Verdun was one of the reviewers Marks controversially overruled last year in broadly approving Elevidys, Sarepta Therapeutics’ gene therapy for Duchenne muscular dystrophy. Still, like Marks, Verdun and Anatol have advocated for accelerated approvals, in the process “earning the trust and respect of the [cell and gene therapy] community and helping ensure the FDA was the global leader in the field,” the Alliance for Regenerative Medicine said in a statement.

“I have always been struck by her commitment to patients and her brilliance as a physician,” wrote Katherine High, a prominent gene therapy researcher and former head of a Children’s Hospital of Philadelphia lab Verdun trained at more than a decade ago, in an email. “She has done a great deal of good for the advancement of medicine over the course of her career.”

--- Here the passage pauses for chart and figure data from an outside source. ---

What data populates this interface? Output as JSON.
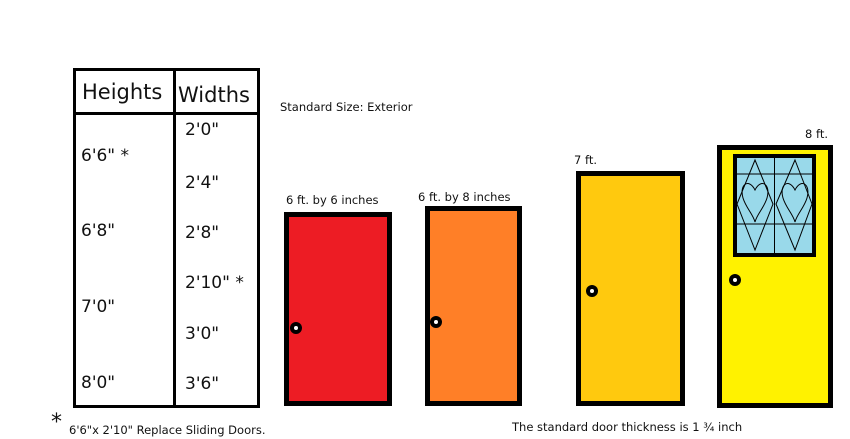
{
  "table": {
    "headers": {
      "heights": "Heights",
      "widths": "Widths"
    },
    "heights": [
      "6'6\"  *",
      "6'8\"",
      "7'0\"",
      "8'0\""
    ],
    "widths": [
      "2'0\"",
      "2'4\"",
      "2'8\"",
      "2'10\" *",
      "3'0\"",
      "3'6\""
    ]
  },
  "subtitle": "Standard Size: Exterior",
  "doors": [
    {
      "label": "6 ft. by 6 inches",
      "color": "#ed1c24"
    },
    {
      "label": "6 ft. by 8 inches",
      "color": "#ff7f27"
    },
    {
      "label": "7 ft.",
      "color": "#ffc90e"
    },
    {
      "label": "8 ft.",
      "color": "#fff200",
      "window_color": "#99d9ea"
    }
  ],
  "footnote": {
    "mark": "*",
    "text": "6'6\"x 2'10\" Replace Sliding Doors."
  },
  "thickness_note": "The standard door thickness is 1 ¾ inch"
}
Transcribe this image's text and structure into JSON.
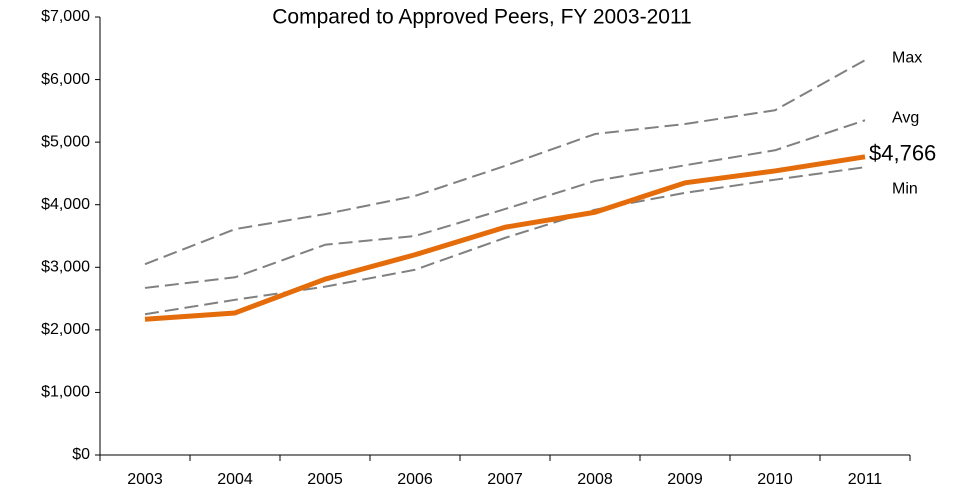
{
  "chart_data": {
    "type": "line",
    "title": "Compared to Approved Peers, FY 2003-2011",
    "categories": [
      "2003",
      "2004",
      "2005",
      "2006",
      "2007",
      "2008",
      "2009",
      "2010",
      "2011"
    ],
    "series": [
      {
        "name": "Max",
        "color": "#808080",
        "style": "dashed",
        "values": [
          3050,
          3610,
          3850,
          4140,
          4620,
          5130,
          5290,
          5510,
          6310
        ]
      },
      {
        "name": "Avg",
        "color": "#808080",
        "style": "dashed",
        "values": [
          2670,
          2840,
          3360,
          3500,
          3930,
          4380,
          4630,
          4870,
          5350
        ]
      },
      {
        "name": "Min",
        "color": "#808080",
        "style": "dashed",
        "values": [
          2250,
          2480,
          2690,
          2960,
          3470,
          3920,
          4190,
          4400,
          4600
        ]
      },
      {
        "color": "#e46c0a",
        "style": "solid",
        "values": [
          2170,
          2270,
          2810,
          3200,
          3640,
          3880,
          4350,
          4540,
          4766
        ],
        "value_labels": [
          null,
          null,
          null,
          null,
          null,
          null,
          null,
          null,
          "$4,766"
        ]
      }
    ],
    "ylim": [
      0,
      7000
    ],
    "yticks": [
      {
        "value": 0,
        "label": "$0"
      },
      {
        "value": 1000,
        "label": "$1,000"
      },
      {
        "value": 2000,
        "label": "$2,000"
      },
      {
        "value": 3000,
        "label": "$3,000"
      },
      {
        "value": 4000,
        "label": "$4,000"
      },
      {
        "value": 5000,
        "label": "$5,000"
      },
      {
        "value": 6000,
        "label": "$6,000"
      },
      {
        "value": 7000,
        "label": "$7,000"
      }
    ],
    "grid": false
  }
}
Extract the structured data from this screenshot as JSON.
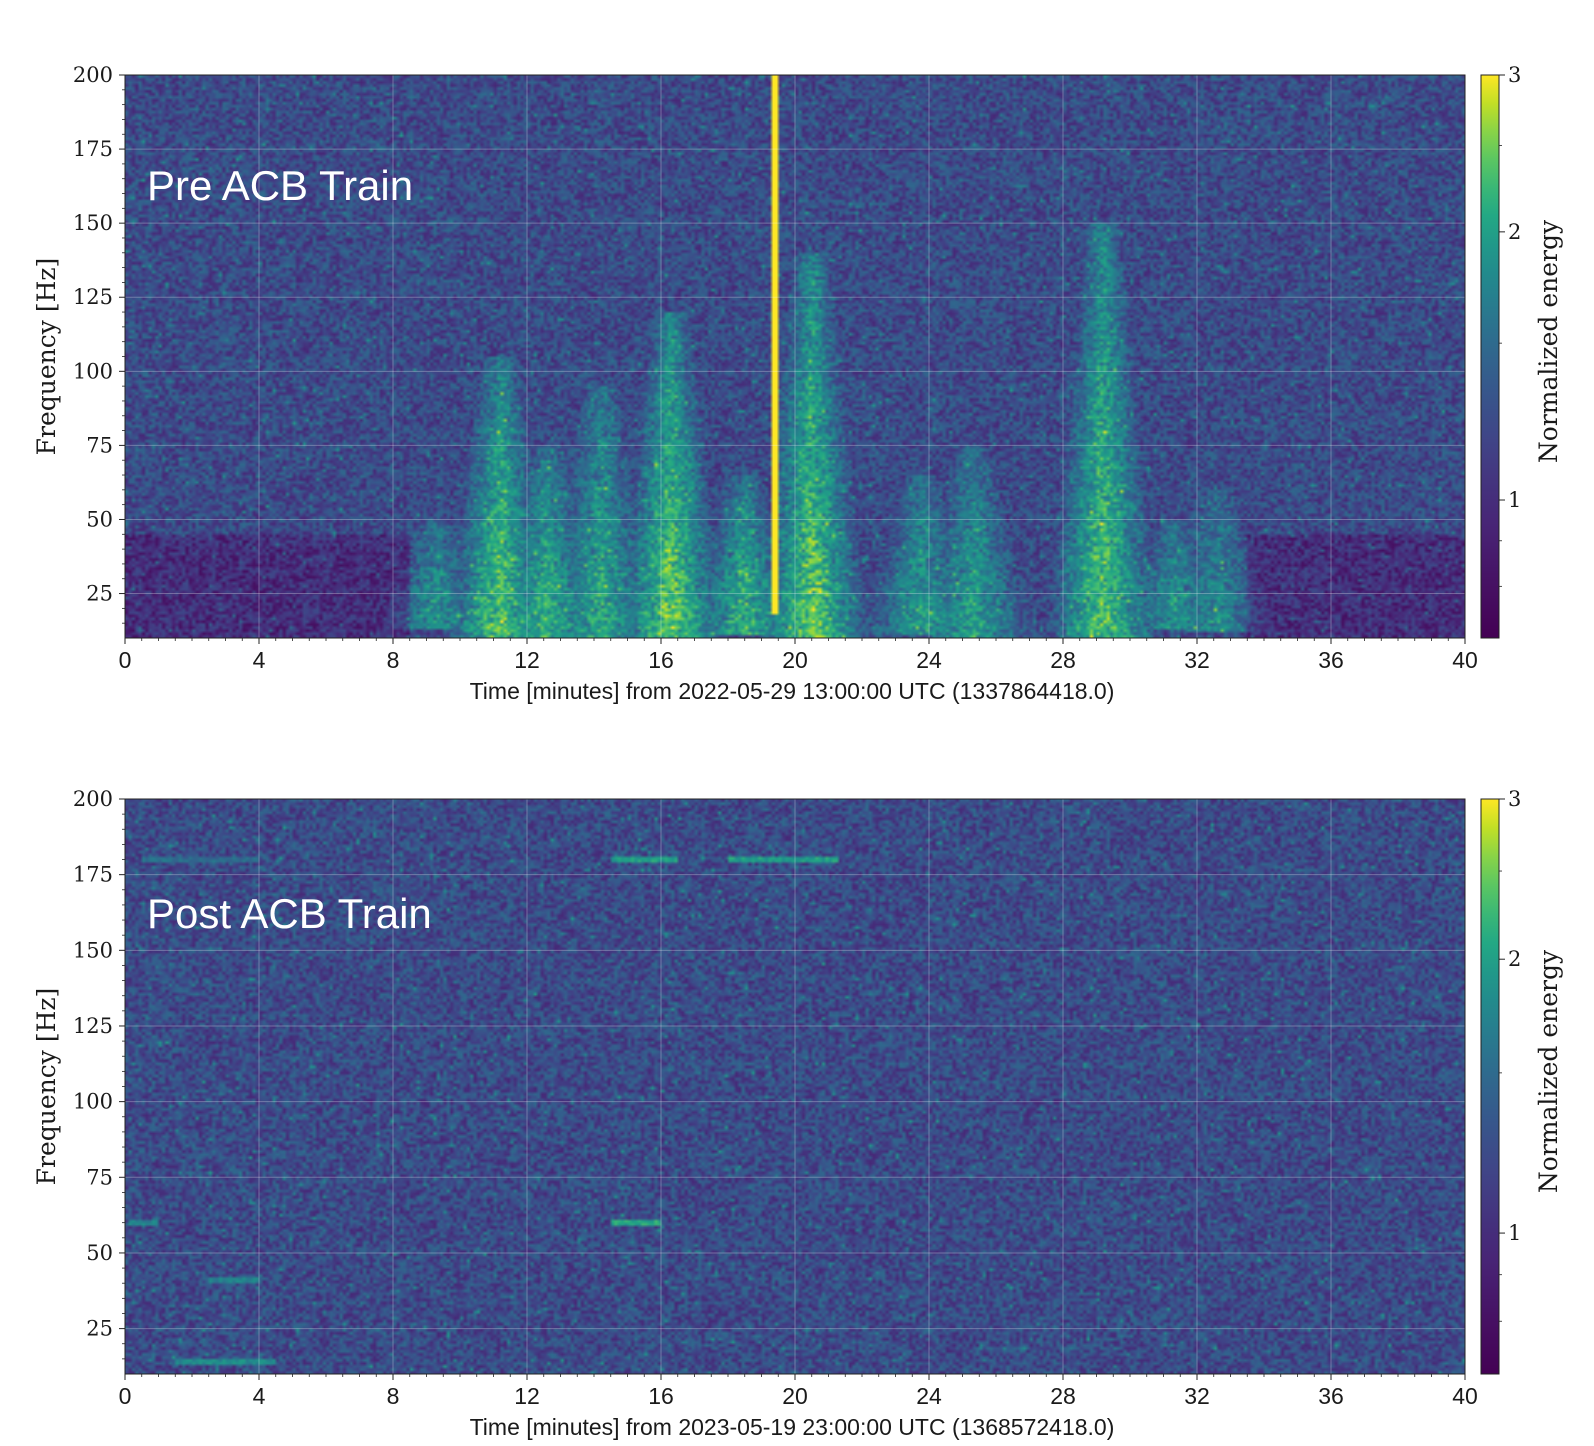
{
  "chart_data": [
    {
      "type": "heatmap",
      "annotation": "Pre ACB Train",
      "xlabel": "Time [minutes] from 2022-05-29 13:00:00 UTC (1337864418.0)",
      "ylabel": "Frequency [Hz]",
      "xlim": [
        0,
        40
      ],
      "ylim": [
        10,
        200
      ],
      "xticks": [
        0,
        4,
        8,
        12,
        16,
        20,
        24,
        28,
        32,
        36,
        40
      ],
      "yticks": [
        25,
        50,
        75,
        100,
        125,
        150,
        175,
        200
      ],
      "grid": true,
      "colormap": "viridis",
      "colorbar": {
        "label": "Normalized energy",
        "ticks": [
          1,
          2,
          3
        ],
        "range": [
          0.7,
          3
        ]
      },
      "features": [
        {
          "kind": "burst",
          "t": 9.3,
          "f_max": 50,
          "intensity": 1.7
        },
        {
          "kind": "burst",
          "t": 11.2,
          "f_max": 105,
          "intensity": 2.2
        },
        {
          "kind": "burst",
          "t": 12.6,
          "f_max": 75,
          "intensity": 2.0
        },
        {
          "kind": "burst",
          "t": 14.2,
          "f_max": 95,
          "intensity": 1.9
        },
        {
          "kind": "burst",
          "t": 16.3,
          "f_max": 120,
          "intensity": 2.3
        },
        {
          "kind": "burst",
          "t": 18.5,
          "f_max": 65,
          "intensity": 2.0
        },
        {
          "kind": "burst",
          "t": 20.5,
          "f_max": 140,
          "intensity": 2.3
        },
        {
          "kind": "burst",
          "t": 23.8,
          "f_max": 65,
          "intensity": 1.8
        },
        {
          "kind": "burst",
          "t": 25.3,
          "f_max": 75,
          "intensity": 1.8
        },
        {
          "kind": "burst",
          "t": 29.2,
          "f_max": 150,
          "intensity": 2.2
        },
        {
          "kind": "burst",
          "t": 31.3,
          "f_max": 50,
          "intensity": 1.7
        },
        {
          "kind": "burst",
          "t": 32.6,
          "f_max": 60,
          "intensity": 1.6
        },
        {
          "kind": "glitch",
          "t": 19.4,
          "f_min": 18,
          "f_max": 200,
          "intensity": 3.0
        },
        {
          "kind": "line",
          "t_start": 0,
          "t_end": 40,
          "f": 14,
          "intensity": 0.8
        }
      ]
    },
    {
      "type": "heatmap",
      "annotation": "Post ACB Train",
      "xlabel": "Time [minutes] from 2023-05-19 23:00:00 UTC (1368572418.0)",
      "ylabel": "Frequency [Hz]",
      "xlim": [
        0,
        40
      ],
      "ylim": [
        10,
        200
      ],
      "xticks": [
        0,
        4,
        8,
        12,
        16,
        20,
        24,
        28,
        32,
        36,
        40
      ],
      "yticks": [
        25,
        50,
        75,
        100,
        125,
        150,
        175,
        200
      ],
      "grid": true,
      "colormap": "viridis",
      "colorbar": {
        "label": "Normalized energy",
        "ticks": [
          1,
          2,
          3
        ],
        "range": [
          0.7,
          3
        ]
      },
      "features": [
        {
          "kind": "line",
          "t_start": 14.5,
          "t_end": 16.5,
          "f": 180,
          "intensity": 2.1
        },
        {
          "kind": "line",
          "t_start": 18.0,
          "t_end": 21.3,
          "f": 180,
          "intensity": 2.1
        },
        {
          "kind": "line",
          "t_start": 14.5,
          "t_end": 16.0,
          "f": 60,
          "intensity": 2.2
        },
        {
          "kind": "line",
          "t_start": 0.1,
          "t_end": 1.0,
          "f": 60,
          "intensity": 1.8
        },
        {
          "kind": "line",
          "t_start": 2.5,
          "t_end": 4.0,
          "f": 41,
          "intensity": 1.8
        },
        {
          "kind": "line",
          "t_start": 1.5,
          "t_end": 4.5,
          "f": 14,
          "intensity": 1.9
        },
        {
          "kind": "line",
          "t_start": 0.5,
          "t_end": 4.0,
          "f": 180,
          "intensity": 1.6
        }
      ]
    }
  ]
}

Verdun’s firing is “another sentiment hit and source of volatility” for cell and gene therapy, Sami Corwin, an analyst with William Blair, wrote in a client note on Friday.

Still, both Corwin and Foroohar acknowledged how Makary and Prasad have both been outspoken in supporting for cell and gene therapy, particularly for rare diseases. Industry watchers, then, are left to “read the tea leaves” following more agency turnover, Foroohar wrote.

“It’s unclear what this signals,” he wrote. “Is Prasad simply cleaning house, or was there a deeper philosophical rift between him and Verdun over the agency’s future direction?”